Well, it has been an interesting weekend and beginning to a new week. Liberty Media (NASDAQ:LMCA) literally threw a curve ball late Friday with a new application to the FCC regarding its intent to take de jure control of Sirius XM (NASDAQ:SIRI). While Liberty moving to control is not really new information, the new filing with the FCC is. Now that the market has had a chance to digest this news, we can apply the data to the technical outlook.
The first thing to note is that technical analysis does not anticipate news. It uses data from past trading to try to determine a future direction. Once the news is past, the results of that news get thrown into the data mix of everything else and become part of the technical story. When investing into a company, consideration to news is something to consider. Therefore, before diving into the technicals I want to take a brief moment to look at a couple of possibilities that could impact price:
What If Liberty Needs To Buy More
Liberty Media has now announced its intent to move to a stake in SiriusXM that is over 50%. That would indicate, at a minimum, that Liberty would need another 125 million shares of Sirius XM. If certain events (i.e. related to the 7% convertible notes) transpire, Liberty could need as much as 300 million shares. The logical thought process is that Liberty would have to buy shares and that this could send the stock price higher. It is sound logic, and a potential happening in the near future.

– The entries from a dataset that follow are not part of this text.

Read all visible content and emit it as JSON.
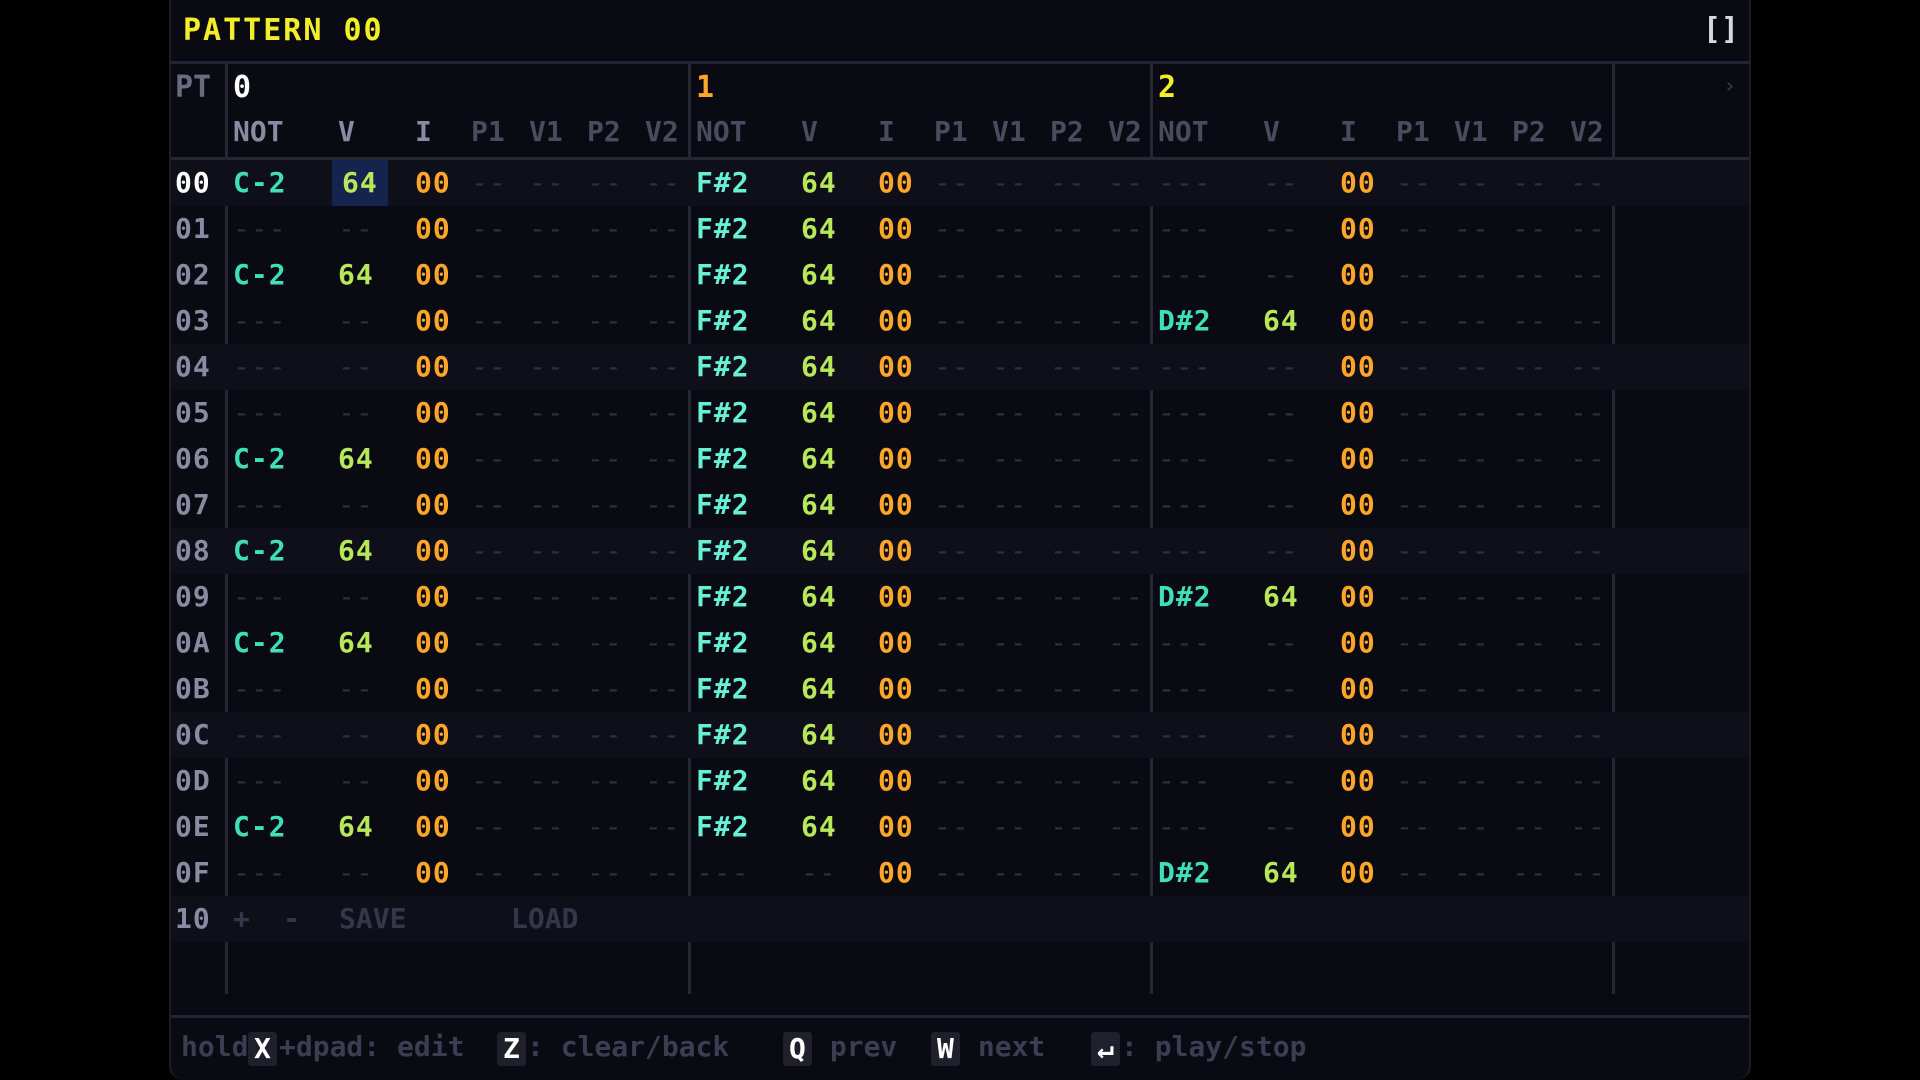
{
  "title": "PATTERN 00",
  "fullscreen_label": "[]",
  "pt_label": "PT",
  "scroll_glyph": "›",
  "channels": [
    {
      "label": "0",
      "color": "#ffffff"
    },
    {
      "label": "1",
      "color": "#ffa62a"
    },
    {
      "label": "2",
      "color": "#f2ef28"
    }
  ],
  "columns": [
    "NOT",
    "V",
    "I",
    "P1",
    "V1",
    "P2",
    "V2"
  ],
  "row_numbers": [
    "00",
    "01",
    "02",
    "03",
    "04",
    "05",
    "06",
    "07",
    "08",
    "09",
    "0A",
    "0B",
    "0C",
    "0D",
    "0E",
    "0F"
  ],
  "empty_note": "---",
  "empty_short": "--",
  "rows": [
    [
      [
        "C-2",
        "64",
        "00"
      ],
      [
        "F#2",
        "64",
        "00"
      ],
      [
        "",
        "",
        "00"
      ]
    ],
    [
      [
        "",
        "",
        "00"
      ],
      [
        "F#2",
        "64",
        "00"
      ],
      [
        "",
        "",
        "00"
      ]
    ],
    [
      [
        "C-2",
        "64",
        "00"
      ],
      [
        "F#2",
        "64",
        "00"
      ],
      [
        "",
        "",
        "00"
      ]
    ],
    [
      [
        "",
        "",
        "00"
      ],
      [
        "F#2",
        "64",
        "00"
      ],
      [
        "D#2",
        "64",
        "00"
      ]
    ],
    [
      [
        "",
        "",
        "00"
      ],
      [
        "F#2",
        "64",
        "00"
      ],
      [
        "",
        "",
        "00"
      ]
    ],
    [
      [
        "",
        "",
        "00"
      ],
      [
        "F#2",
        "64",
        "00"
      ],
      [
        "",
        "",
        "00"
      ]
    ],
    [
      [
        "C-2",
        "64",
        "00"
      ],
      [
        "F#2",
        "64",
        "00"
      ],
      [
        "",
        "",
        "00"
      ]
    ],
    [
      [
        "",
        "",
        "00"
      ],
      [
        "F#2",
        "64",
        "00"
      ],
      [
        "",
        "",
        "00"
      ]
    ],
    [
      [
        "C-2",
        "64",
        "00"
      ],
      [
        "F#2",
        "64",
        "00"
      ],
      [
        "",
        "",
        "00"
      ]
    ],
    [
      [
        "",
        "",
        "00"
      ],
      [
        "F#2",
        "64",
        "00"
      ],
      [
        "D#2",
        "64",
        "00"
      ]
    ],
    [
      [
        "C-2",
        "64",
        "00"
      ],
      [
        "F#2",
        "64",
        "00"
      ],
      [
        "",
        "",
        "00"
      ]
    ],
    [
      [
        "",
        "",
        "00"
      ],
      [
        "F#2",
        "64",
        "00"
      ],
      [
        "",
        "",
        "00"
      ]
    ],
    [
      [
        "",
        "",
        "00"
      ],
      [
        "F#2",
        "64",
        "00"
      ],
      [
        "",
        "",
        "00"
      ]
    ],
    [
      [
        "",
        "",
        "00"
      ],
      [
        "F#2",
        "64",
        "00"
      ],
      [
        "",
        "",
        "00"
      ]
    ],
    [
      [
        "C-2",
        "64",
        "00"
      ],
      [
        "F#2",
        "64",
        "00"
      ],
      [
        "",
        "",
        "00"
      ]
    ],
    [
      [
        "",
        "",
        "00"
      ],
      [
        "",
        "",
        "00"
      ],
      [
        "D#2",
        "64",
        "00"
      ]
    ]
  ],
  "cursor": {
    "row": 0,
    "channel": 0,
    "column": 1
  },
  "length_row": {
    "number": "10",
    "plus": "+",
    "minus": "-",
    "save": "SAVE",
    "load": "LOAD"
  },
  "footer": {
    "hold_text": "hold",
    "key_x": "X",
    "dpad_text": "+dpad: edit",
    "key_z": "Z",
    "clear_text": ": clear/back",
    "key_q": "Q",
    "prev_text": " prev",
    "key_w": "W",
    "next_text": " next",
    "key_enter": "↵",
    "play_text": ": play/stop"
  },
  "colors": {
    "title": "#f2ef28",
    "note": "#3fe0b7",
    "velocity": "#b7e85a",
    "instrument": "#ffa62a",
    "cursor_bg": "#15234f",
    "background": "#0a0a12"
  }
}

What If Liberty Does Not Need To Buy More
One consideration many SIRI investors seem to be missing is the idea that Liberty already has the stake they need contracted. Think about it. Liberty has announced 2 forward purchase contracts that investors were not aware of until long after the fact. Each of these was preceded by substantial volume in the equity. We had substantial volume over the past week or so, but the last couple of days have been substantially lighter. What if there is a third contract in existence that simply has not yet been announced? If that is the case, Liberty would have no more need for shares, and thus the potential of a run up on a Liberty buy could have already been experienced. Food for thought.
One natural question on everyone’s mind was whether or not this new news changed the technical outlook. Of course, that answer was impossible to give until we have the data to work with. What transpired today was that SiriusXM essentially remained flat and did so on slightly higher than average volume, but volume lower than we had been experiencing recently. Essentially the new news does not appear to be a major catalyst.

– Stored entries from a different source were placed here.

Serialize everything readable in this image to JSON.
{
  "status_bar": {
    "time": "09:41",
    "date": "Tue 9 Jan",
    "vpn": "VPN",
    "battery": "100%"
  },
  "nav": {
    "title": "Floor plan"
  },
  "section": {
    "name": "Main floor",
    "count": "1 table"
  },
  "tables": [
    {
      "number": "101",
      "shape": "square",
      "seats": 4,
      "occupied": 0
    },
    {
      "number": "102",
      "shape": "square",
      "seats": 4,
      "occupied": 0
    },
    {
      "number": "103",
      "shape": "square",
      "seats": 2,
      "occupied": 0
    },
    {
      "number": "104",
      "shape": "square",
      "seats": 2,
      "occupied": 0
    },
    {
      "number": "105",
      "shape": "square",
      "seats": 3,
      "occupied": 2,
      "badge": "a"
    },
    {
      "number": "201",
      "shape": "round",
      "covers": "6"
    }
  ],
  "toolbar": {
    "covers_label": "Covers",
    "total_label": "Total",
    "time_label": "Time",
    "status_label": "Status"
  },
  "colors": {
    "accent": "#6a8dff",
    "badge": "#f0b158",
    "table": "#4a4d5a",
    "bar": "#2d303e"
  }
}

One item to note is that the overbought condition in the RSI of SiriusXM still exists. However, it seems to have peaked at 76 and now sits at about 74. This could be an indicator that volume will reduce and be returning to more normalized levels. As always, the key in looking at the longer term technicals volume is the 200 day volume, but the shorter term volume can give early indicators for reversal. The volume today was below the 5 day. There are several days before the 13 day moves down to levels around 65 million.
The key here is watching volume closely. Continued low volume could indicate that a top has been reached and consolidation at some level below is in the cards. It was low volume Friday that had me call $2.60 the short term top.
Support & Resistance
The action today did change the support and resistance chart slightly. We now have a new resistance point at $2.64, the high of the day, and also the 52 week high for the equity on even an intraday basis. SiriusXM exhibited a bit of weakness in that it closed at the low of the day. The $2.56 close was also a key area of support that I had indicated in earlier reports. We now have a proverbial battleground. Can SiriusXM hold the line at $2.56, or are we seeing early indications of a short term reversal and consolidation?

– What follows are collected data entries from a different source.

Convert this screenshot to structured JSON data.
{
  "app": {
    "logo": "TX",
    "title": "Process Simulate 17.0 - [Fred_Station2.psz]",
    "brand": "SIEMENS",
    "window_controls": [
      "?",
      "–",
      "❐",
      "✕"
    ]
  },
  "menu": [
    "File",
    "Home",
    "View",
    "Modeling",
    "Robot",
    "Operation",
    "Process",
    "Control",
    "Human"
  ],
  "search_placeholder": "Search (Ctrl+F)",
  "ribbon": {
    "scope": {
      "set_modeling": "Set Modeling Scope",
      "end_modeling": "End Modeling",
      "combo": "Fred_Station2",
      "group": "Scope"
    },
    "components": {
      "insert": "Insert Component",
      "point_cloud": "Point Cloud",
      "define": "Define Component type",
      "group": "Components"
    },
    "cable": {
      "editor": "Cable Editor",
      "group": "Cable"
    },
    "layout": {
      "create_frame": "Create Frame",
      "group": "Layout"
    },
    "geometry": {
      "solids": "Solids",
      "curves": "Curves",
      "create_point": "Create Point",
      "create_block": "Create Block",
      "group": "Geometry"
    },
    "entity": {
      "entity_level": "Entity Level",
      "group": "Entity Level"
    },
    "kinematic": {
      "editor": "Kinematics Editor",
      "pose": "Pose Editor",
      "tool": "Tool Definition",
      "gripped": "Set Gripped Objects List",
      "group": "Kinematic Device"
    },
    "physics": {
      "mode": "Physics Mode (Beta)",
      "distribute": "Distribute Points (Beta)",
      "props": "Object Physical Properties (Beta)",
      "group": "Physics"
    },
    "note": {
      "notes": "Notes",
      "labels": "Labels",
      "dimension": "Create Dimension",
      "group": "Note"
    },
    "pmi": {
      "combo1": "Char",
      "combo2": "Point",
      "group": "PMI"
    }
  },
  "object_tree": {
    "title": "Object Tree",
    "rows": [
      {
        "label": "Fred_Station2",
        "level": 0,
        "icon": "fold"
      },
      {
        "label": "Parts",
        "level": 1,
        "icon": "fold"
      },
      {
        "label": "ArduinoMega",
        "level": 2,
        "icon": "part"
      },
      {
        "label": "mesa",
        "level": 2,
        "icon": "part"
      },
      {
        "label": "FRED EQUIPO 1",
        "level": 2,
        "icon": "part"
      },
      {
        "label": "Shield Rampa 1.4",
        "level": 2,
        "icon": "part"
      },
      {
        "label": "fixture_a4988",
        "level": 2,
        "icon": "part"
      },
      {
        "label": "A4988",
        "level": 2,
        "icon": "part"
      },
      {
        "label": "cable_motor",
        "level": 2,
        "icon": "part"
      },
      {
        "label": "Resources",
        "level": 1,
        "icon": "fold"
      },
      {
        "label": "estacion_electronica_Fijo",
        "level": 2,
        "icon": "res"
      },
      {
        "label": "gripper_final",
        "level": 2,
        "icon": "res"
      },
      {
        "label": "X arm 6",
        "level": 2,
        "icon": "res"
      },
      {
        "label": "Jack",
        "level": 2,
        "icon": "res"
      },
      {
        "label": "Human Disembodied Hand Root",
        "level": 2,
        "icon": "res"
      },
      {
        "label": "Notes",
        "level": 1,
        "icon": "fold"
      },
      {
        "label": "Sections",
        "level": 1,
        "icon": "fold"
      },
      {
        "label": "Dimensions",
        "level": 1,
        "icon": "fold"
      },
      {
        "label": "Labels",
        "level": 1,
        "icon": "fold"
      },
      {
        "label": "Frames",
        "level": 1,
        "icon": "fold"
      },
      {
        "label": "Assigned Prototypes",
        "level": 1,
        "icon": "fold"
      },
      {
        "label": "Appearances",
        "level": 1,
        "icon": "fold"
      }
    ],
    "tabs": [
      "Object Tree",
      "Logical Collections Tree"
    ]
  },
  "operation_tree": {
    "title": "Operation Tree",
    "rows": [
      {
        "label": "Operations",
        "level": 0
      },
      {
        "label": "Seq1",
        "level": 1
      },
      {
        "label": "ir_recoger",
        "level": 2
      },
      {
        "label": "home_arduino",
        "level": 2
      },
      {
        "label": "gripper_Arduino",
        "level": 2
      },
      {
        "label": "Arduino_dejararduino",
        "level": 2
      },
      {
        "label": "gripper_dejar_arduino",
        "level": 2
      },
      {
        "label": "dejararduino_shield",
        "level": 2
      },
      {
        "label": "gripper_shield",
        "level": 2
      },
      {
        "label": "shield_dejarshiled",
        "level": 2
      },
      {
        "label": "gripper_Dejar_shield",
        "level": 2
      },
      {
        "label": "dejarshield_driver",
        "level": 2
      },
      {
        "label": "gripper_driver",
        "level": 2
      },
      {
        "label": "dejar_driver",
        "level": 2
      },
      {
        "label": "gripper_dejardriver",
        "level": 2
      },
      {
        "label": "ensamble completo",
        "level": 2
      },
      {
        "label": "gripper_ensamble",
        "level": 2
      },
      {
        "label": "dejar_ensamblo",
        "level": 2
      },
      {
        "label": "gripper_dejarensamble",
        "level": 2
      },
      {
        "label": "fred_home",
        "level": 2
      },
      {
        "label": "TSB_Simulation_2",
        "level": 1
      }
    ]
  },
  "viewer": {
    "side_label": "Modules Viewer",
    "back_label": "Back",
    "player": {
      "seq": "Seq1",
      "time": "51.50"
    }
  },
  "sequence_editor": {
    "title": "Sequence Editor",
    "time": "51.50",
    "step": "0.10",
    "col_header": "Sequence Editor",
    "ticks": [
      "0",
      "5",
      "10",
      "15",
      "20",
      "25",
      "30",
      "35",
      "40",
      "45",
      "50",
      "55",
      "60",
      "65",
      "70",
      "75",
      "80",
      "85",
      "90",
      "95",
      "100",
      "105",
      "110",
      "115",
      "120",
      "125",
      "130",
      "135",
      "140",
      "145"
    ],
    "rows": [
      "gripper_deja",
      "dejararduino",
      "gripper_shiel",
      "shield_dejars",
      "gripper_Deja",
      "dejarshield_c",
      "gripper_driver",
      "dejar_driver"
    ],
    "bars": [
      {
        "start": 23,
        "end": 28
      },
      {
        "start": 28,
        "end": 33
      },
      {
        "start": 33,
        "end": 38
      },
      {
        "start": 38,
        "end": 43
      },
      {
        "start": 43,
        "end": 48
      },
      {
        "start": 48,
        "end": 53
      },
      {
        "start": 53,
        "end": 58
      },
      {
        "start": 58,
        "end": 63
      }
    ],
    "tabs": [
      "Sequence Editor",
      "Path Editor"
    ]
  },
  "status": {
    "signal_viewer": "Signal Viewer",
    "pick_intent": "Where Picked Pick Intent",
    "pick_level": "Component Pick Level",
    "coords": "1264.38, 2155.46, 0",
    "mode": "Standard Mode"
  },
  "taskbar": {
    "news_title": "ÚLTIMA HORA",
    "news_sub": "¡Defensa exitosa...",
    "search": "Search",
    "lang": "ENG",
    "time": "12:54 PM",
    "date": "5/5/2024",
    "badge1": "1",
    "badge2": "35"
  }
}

In my opinion it is quite possible that we are at the beginnings of consolidation, and $2.35 will be the key support level below. While further data would confirm this, we have to start somewhere. Tomorrow will be qa key indication of whether SiriusXM still has more upward fight, or if it is going to rest a bit before fighting again. My early call is that a rest is in order. Tomorrow will help us see if I am right.
Exponential Moving Averages (EMA’s)
The EMA’s remain very bullish with plenty of room between each successive level. As stated in earlier reports, this is still healthy behavior, but what we are being cautious of is any sign of weakness. For example, if the closing price of the equity falls below the 5 day EMA, it would be a sign of weakness. It does not remove the bullish signal yet, but that could follow if a trend reverses. We now have SiriusXM dangerously close to breaking the 5 day EMA, closing just a couple of cents above it.
As you can see, the data we have now presents us with the important levels for tomorrow. From an EMA standpoint closing above $2.54 is important. It just so happens that the 5 day EMA is essentially at the battleground level of $2.56. Simply stated, if SiriusXM breaks below $2.56, it will in effect have broken the volume as well as the EMA technical signals. Volume on that move will indicate the strength of a new trend if established.
Valuation multiples below. When SiriusXM get above a multiple of 20 (excluding NOL impact) it is the historic top of the multiple range and tends to sell back down again. When SiriusXM gets to a multiple of 15 it tends to bottom out and buy back up.
The caution flags I have been speaking to for a week now seem to be in play. While confirmation (2 consecutive days exhibiting the behavior) is always good, more active traders may want an earlier hint. For the moment I see the top at $2.60 still, and a bottom at $2.35, with the equity beginning to trend lower. Of course news could change that dynamic. Happy trading!